The internet may be down in your school, the devices may need updating, heck the chalk in the classroom may have disappeared even but the one thing any classroom teacher can count on is the weather.
Some days it may mean indoor recess, or days perhaps play such as “tarmac only” restrictions but every single day there is a 100% chance of weather and for teachers looking to build upon literacy or numeracy there is no better tool available every single day.
Weather, especially at this time of year can be a perfect tool for inquiry as well. With the harsh winter in North America still firmly upon us, there are just the hints of spring’s approach. The Sugar Bush season has started, the days are getting longer, the morning sun basks the bricks on the east side of the school whereas the afternoon sun does the same on the west side.
Students (and teachers!) are itching to get outside after one of the coldest Februarys in recent history. Where I live, this was the first February since the 1970’s where not a single day saw the temperature rise above 0 degrees Celsius. So what better time than now to bring back our #KindergartenBioBlitz Season’s Changing Edition.
For an example of how a classroom teacher has made use of this I’d recommend reading Elissa Iagallo ‘s Blog post on it last year.

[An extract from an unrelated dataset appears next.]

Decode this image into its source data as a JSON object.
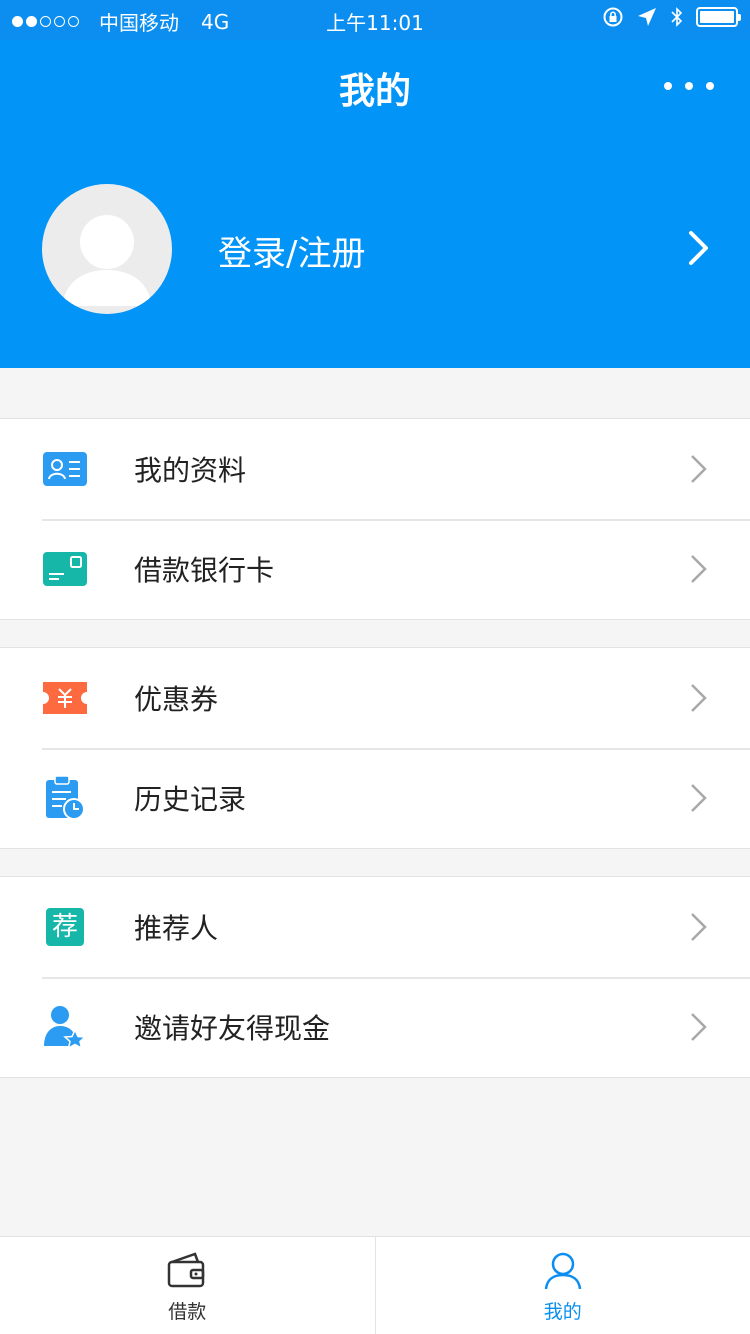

So, for the next week Kindergarten classes are encouraged to send their discoveries and inquiries via Twitter using the hashtag #KindergartenBioBlitz. As always, this is not just a conversation between me and your class – but for classes to compare and discuss findings with each other. How does spring’s arrival look in Calgary compared to Toronto compared to New York, or San Diego? Share how you are using the weather for math, language or in other ways with colleagues and bounce ideas off each other this week using the hashtag for a week long discussion.
As someone who facilitates field trips to the forest, the pond and beyond I used to start the lesson each day by asking the students, “Do you know why you are here today?” … Depending on the age of the students and the diligence of the classroom teacher students sometimes knew the program topic or perhaps just that they were about to explore nature in some way however this was not always the case.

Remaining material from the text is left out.